I understand what you're saying, but I would suggest that there needn't be concern over any single BG test.
Your A1C will give a much better picture of the 'crystalized content' of your blood, i.e., the stuff that will hurt your organs. From a long-term health perspective any single high or low will not affect your heart, eyes, other organs, etc., but multiple high A1Cs over an extended period of time would indicate that damage may be occuring.
I think we're saying the same thing here, but what is important to know is that the outcome of your BG tests don't have a direct correlation to your A1C. For example, if you're testing 30 mins after you eat and always getting high results, you may still end up with a low A1C. Likewise, you might be testing before you eat and seeing lots of lows, then over-carbing and getting higher A1Cs.
It's all a balance, which you seem to be well aware of!
Highs and lows are important, but for a different reason: it's how you feel. You don't want to be passing out or feeling sluggish or irritable, you want to be a productive happy individual with lots of energy. That's what the BG tests are good for, and your endo should know the difference.

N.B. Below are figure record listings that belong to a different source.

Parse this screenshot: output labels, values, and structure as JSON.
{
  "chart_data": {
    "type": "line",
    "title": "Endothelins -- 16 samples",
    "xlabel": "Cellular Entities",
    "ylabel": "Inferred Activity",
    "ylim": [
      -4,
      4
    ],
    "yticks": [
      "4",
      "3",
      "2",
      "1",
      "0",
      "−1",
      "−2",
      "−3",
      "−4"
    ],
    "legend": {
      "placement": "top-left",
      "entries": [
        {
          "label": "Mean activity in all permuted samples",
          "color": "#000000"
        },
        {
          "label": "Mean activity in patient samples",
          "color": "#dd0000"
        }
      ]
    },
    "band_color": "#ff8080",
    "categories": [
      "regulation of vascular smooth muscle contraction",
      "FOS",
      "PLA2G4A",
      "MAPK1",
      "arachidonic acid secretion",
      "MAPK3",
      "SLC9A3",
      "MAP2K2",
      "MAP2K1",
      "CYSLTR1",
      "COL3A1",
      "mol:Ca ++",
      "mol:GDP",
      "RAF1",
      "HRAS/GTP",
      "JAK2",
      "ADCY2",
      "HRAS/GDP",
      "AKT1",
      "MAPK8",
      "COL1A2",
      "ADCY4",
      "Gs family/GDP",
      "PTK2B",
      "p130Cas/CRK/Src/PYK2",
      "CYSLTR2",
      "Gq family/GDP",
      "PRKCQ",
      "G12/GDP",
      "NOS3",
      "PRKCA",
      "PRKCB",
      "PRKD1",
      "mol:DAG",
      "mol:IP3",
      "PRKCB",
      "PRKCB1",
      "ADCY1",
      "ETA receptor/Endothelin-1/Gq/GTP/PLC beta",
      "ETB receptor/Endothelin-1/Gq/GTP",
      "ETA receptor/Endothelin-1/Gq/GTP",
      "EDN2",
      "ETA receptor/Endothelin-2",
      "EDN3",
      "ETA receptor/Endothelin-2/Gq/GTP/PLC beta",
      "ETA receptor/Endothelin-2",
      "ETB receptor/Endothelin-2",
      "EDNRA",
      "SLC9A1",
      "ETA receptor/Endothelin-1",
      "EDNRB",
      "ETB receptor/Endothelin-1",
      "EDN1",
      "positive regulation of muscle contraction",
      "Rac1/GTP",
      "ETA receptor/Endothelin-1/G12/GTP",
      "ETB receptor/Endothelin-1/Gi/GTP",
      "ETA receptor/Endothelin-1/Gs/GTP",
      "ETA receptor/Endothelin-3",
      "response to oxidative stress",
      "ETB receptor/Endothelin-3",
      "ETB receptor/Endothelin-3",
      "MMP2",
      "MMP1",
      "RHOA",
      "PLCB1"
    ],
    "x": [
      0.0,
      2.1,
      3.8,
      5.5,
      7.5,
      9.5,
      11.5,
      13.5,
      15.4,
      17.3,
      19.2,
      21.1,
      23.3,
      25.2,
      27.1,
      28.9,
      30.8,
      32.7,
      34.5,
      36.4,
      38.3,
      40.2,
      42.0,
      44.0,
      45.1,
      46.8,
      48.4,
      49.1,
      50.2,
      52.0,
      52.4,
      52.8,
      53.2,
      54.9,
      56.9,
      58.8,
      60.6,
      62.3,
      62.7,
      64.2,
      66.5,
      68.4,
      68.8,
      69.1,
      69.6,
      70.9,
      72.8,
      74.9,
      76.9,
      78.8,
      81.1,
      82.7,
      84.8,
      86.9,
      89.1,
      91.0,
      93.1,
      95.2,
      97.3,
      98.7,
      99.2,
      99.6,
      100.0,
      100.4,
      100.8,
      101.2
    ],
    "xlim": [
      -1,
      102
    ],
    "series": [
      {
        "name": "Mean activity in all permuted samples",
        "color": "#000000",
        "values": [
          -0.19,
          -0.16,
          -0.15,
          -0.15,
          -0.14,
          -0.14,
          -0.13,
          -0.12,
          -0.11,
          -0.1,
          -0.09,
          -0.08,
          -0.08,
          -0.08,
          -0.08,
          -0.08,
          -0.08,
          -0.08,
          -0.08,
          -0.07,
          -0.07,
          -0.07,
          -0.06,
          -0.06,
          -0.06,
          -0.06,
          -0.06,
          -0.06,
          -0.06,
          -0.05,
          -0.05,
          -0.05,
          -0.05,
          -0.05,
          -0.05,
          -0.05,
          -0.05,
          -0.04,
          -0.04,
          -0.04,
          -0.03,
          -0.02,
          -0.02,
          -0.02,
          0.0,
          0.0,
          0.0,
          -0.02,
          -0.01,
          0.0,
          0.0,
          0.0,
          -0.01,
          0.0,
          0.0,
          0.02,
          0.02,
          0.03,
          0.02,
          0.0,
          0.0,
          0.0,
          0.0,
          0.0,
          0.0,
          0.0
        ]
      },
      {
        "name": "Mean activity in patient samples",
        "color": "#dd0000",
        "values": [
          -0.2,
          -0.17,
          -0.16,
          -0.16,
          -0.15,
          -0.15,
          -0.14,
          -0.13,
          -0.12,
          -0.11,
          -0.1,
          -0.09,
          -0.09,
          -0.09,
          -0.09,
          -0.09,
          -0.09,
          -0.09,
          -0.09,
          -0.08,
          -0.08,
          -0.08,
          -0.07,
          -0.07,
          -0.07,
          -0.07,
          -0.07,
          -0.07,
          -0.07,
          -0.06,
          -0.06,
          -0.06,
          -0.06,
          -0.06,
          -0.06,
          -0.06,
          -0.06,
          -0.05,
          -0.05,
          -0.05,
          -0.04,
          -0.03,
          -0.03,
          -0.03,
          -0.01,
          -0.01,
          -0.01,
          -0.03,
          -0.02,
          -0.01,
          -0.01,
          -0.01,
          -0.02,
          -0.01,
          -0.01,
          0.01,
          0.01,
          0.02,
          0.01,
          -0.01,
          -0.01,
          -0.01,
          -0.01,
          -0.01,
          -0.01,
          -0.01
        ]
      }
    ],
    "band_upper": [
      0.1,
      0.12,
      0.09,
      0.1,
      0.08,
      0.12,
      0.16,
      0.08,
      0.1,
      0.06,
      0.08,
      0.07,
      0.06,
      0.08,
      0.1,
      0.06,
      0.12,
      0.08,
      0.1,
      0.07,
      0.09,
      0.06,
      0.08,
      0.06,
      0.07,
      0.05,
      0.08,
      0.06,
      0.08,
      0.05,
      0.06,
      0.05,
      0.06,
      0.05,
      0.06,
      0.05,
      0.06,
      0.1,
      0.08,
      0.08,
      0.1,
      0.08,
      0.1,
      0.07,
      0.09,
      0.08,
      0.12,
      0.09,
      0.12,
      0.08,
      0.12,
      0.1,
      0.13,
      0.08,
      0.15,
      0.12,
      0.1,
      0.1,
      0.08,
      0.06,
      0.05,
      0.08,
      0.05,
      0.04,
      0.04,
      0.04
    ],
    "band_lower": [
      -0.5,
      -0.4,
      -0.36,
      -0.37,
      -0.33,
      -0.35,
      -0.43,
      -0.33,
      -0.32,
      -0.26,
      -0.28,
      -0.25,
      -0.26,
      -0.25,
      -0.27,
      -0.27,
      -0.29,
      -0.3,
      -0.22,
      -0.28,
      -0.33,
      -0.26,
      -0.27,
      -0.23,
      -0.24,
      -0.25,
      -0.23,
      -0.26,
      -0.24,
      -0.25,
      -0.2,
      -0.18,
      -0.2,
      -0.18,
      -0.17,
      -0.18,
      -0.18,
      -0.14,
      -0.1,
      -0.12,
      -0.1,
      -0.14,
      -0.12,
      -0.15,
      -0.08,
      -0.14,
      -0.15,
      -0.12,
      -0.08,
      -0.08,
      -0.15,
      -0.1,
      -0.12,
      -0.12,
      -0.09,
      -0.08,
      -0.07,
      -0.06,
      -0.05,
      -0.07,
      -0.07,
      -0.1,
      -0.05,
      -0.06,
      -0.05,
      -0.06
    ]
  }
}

Because a T1s body doesn't produce insulin, you're going to spike. Your doctor shouldn't be criticizing you simply because of the timing of your tests. If you learn your body well enough and time it right you could get perfect BG scores for three months straight and still end up with an A1C of 10.
Again, I think we're saying the same thing, but just in a different way. As long as you feel good and you can manage the highs and lows, it doesn't really matter how you end up with a good A1C, just as long as you get there.
Thanks again for coming back to explain your side...I completely understand your concerns, I was actually meaning more that I didn't get why the endo was criticizing a good A1C!